Po pierwsze - piekna robota dobrze dociagniete, dziecko nie odstaje po drugie - fachowo ozdjeciowana

A skoro chcesz pomysly na poprawki, to sprobowalabym na Twoim miejscu:

1. wiazac z siedzenia - wtedy pasy nie beda sie platac, bedziesz mogla od razu przelozyc je przez ramiona bez ekwilibrystyki z nakladaniem poly na ramie.

2. Nie rolowalabym tej gornej krawedzi, bo sie bedzie wrzynac. Zamiast tego wiecej wpakowalabym pod pupe malej wierzgaczce.

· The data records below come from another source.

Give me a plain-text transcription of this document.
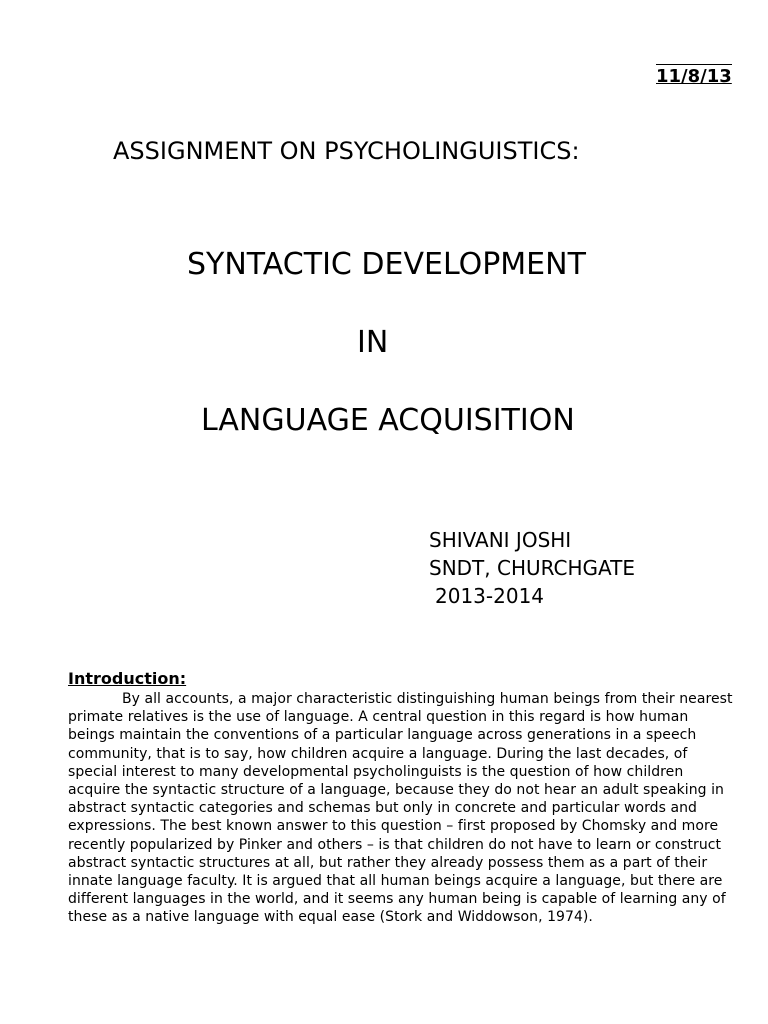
11/8/13
ASSIGNMENT ON PSYCHOLINGUISTICS:
SYNTACTIC DEVELOPMENT
IN
LANGUAGE ACQUISITION
SHIVANI JOSHI
SNDT, CHURCHGATE
2013-2014
Introduction:
By all accounts, a major characteristic distinguishing human beings from their nearest primate relatives is the use of language. A central question in this regard is how human beings maintain the conventions of a particular language across generations in a speech community, that is to say, how children acquire a language. During the last decades, of special interest to many developmental psycholinguists is the question of how children acquire the syntactic structure of a language, because they do not hear an adult speaking in abstract syntactic categories and schemas but only in concrete and particular words and expressions. The best known answer to this question – first proposed by Chomsky and more recently popularized by Pinker and others – is that children do not have to learn or construct abstract syntactic structures at all, but rather they already possess them as a part of their innate language faculty. It is argued that all human beings acquire a language, but there are different languages in the world, and it seems any human being is capable of learning any of these as a native language with equal ease (Stork and Widdowson, 1974).
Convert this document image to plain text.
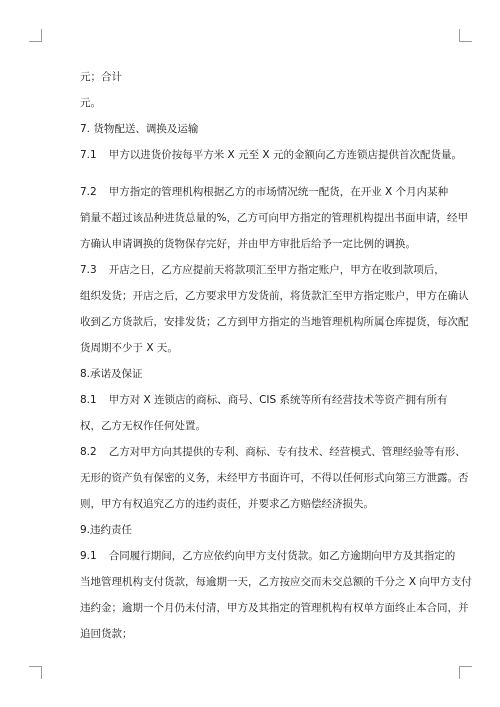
元；合计

元。

7. 货物配送、调换及运输

7.1 甲方以进货价按每平方米 X 元至 X 元的金额向乙方连锁店提供首次配货量。

7.2 甲方指定的管理机构根据乙方的市场情况统一配货，在开业 X 个月内某种

销量不超过该品种进货总量的%，乙方可向甲方指定的管理机构提出书面申请，经甲

方确认申请调换的货物保存完好，并由甲方审批后给予一定比例的调换。

7.3 开店之日，乙方应提前天将款项汇至甲方指定账户，甲方在收到款项后，

组织发货；开店之后，乙方要求甲方发货前，将货款汇至甲方指定账户，甲方在确认

收到乙方货款后，安排发货；乙方到甲方指定的当地管理机构所属仓库提货，每次配

货周期不少于 X 天。

8.承诺及保证

8.1 甲方对 X 连锁店的商标、商号、CIS 系统等所有经营技术等资产拥有所有

权，乙方无权作任何处置。

8.2 乙方对甲方向其提供的专利、商标、专有技术、经营模式、管理经验等有形、

无形的资产负有保密的义务，未经甲方书面许可，不得以任何形式向第三方泄露。否

则，甲方有权追究乙方的违约责任，并要求乙方赔偿经济损失。

9.违约责任

9.1 合同履行期间，乙方应依约向甲方支付货款。如乙方逾期向甲方及其指定的

当地管理机构支付货款，每逾期一天，乙方按应交而未交总额的千分之 X 向甲方支付

违约金；逾期一个月仍未付清，甲方及其指定的管理机构有权单方面终止本合同，并

追回货款；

3. do wiazania pochylilabym sie zdecydowanie bardziej do przodu (pupa do gory, glowa do gory),. Masz wtedy lepsza pozycje wyjsciowa i latwiej sie manewruje materialem. I mala mniej ma okazji do wierzgania, ew sie odchyla, ale tu ja pikenie dociagasz.

4. Jesli uwieraja Cie skrecane pasy - zamiast zwijac skladaj je na pol i jeszcze raz na pol. Jesli natomiast zrobisz chestbelta, to mozesz nim manewrowac - po zawiazaniu powinien dac sie przesuwac nieco gora/dol tak, zeby Ci bylo wygodnie.